Introduction to Political Theory

(Marvins-Underground-K-12) #1

Problems with the theories of state sovereignty


Those who assume that sovereignty is about the power of the state are mistaken.
They take the view that the state is capable of exercising absolute power whereas
it has been argued that in fact the state only claims this sovereign power, because
others – terrorists, criminals, etc. – challenge it. In other words, the state claims
something that it does not and cannot have, so that the notion of the state as
sovereign imports into the notion of sovereignty the problem of the state itself.

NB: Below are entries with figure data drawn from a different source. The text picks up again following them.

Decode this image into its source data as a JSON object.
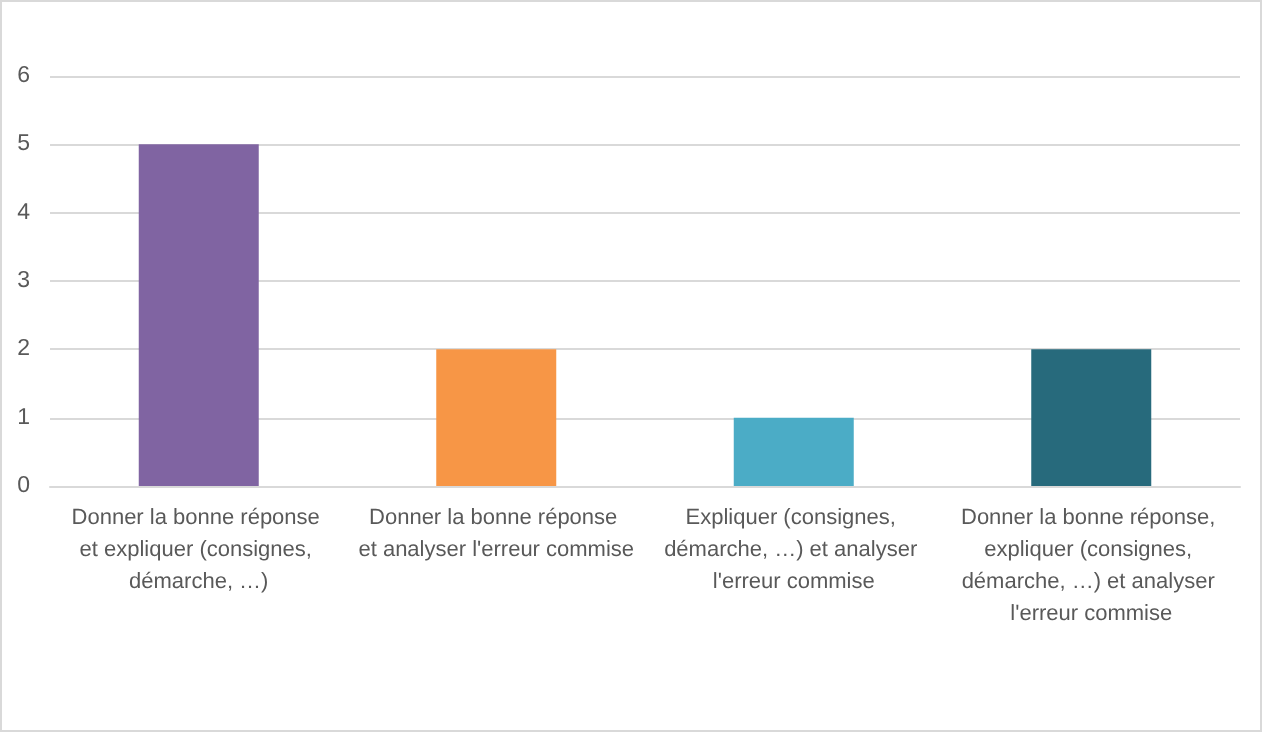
{
  "chart_data": {
    "type": "bar",
    "categories": [
      "Donner la bonne réponse et expliquer (consignes, démarche, …)",
      "Donner la bonne réponse et analyser l'erreur commise",
      "Expliquer (consignes, démarche, …) et analyser l'erreur commise",
      "Donner la bonne réponse, expliquer (consignes, démarche, …) et analyser l'erreur commise"
    ],
    "values": [
      5,
      2,
      1,
      2
    ],
    "colors": [
      "#8064a2",
      "#f79646",
      "#4bacc6",
      "#276a7c"
    ],
    "ylim": [
      0,
      6
    ],
    "yticks": [
      0,
      1,
      2,
      3,
      4,
      5,
      6
    ],
    "grid": "y"
  }
}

Difficulties with the modernist conception


The idea that sovereignty is purely modern confuses formulation with institution.
It is true that sovereignty is only explicitly formulated by modern writers, but the
notion of supreme power is inherent in the state.
The modernist notion misses the ironic part of Weber’s definition: that a
monopoly can be claimed, not because it exists, but precisely because it does not.
The sovereign state claims an absolute power that it does not and cannot have.
Unless criminals and terrorists also exercise some of this ‘supremacy’, it cannot be
claimed. In other words, the notion of sovereignty merely brings into the open the
problem that has existed all along. Like the state itself, the idea of state sovereignty
has severe logical difficulties associated with it.
On the one hand, sovereignty is unitary in its scope. It is absolute and unlimited.
In modern formulations, rulers and ruled are bonded together as citizens. On the
other hand, there has to be a sharp division between the public and the private, the
state and society, before modern sovereignty can be said to exist. There is a clear
contradiction here since we can well ask, how can an institution have absolute
power, and yet be clearly limited to a public sphere? Sovereignty allows the state
to have a hand in everything – and yet we are told that it is confined to the public
sphere and must not interfere in private matters. The formulation of state sovereignty
in the modern period serves only to highlight its absurd and contradictory character.
It is true that in ‘normal’ times the sovereign character of the state is not obvious
to the members of a liberal society but if there is crisis or emergency – as when war
breaks out between states – the capacity of the state to penetrate into all aspects
of life, becomes plain. During the Second World War, the British state told its citizens
what they must plant in their back gardens, and today, for example, the state tells
us through advertising about safe sex, that we should conduct the most private of
activities with adequate protection. The British Cabinet even had a discussion in
the early 1980s about the importance of parents teaching children how to manage
their pocket money (The Guardian, 17 February 1983).
We are told that state sovereignty needs to be limited and restricted. Yet it is
clear from the practice of state even in ‘normal’ times that sovereignty is seen as a
power that can penetrate into the most private spheres of life.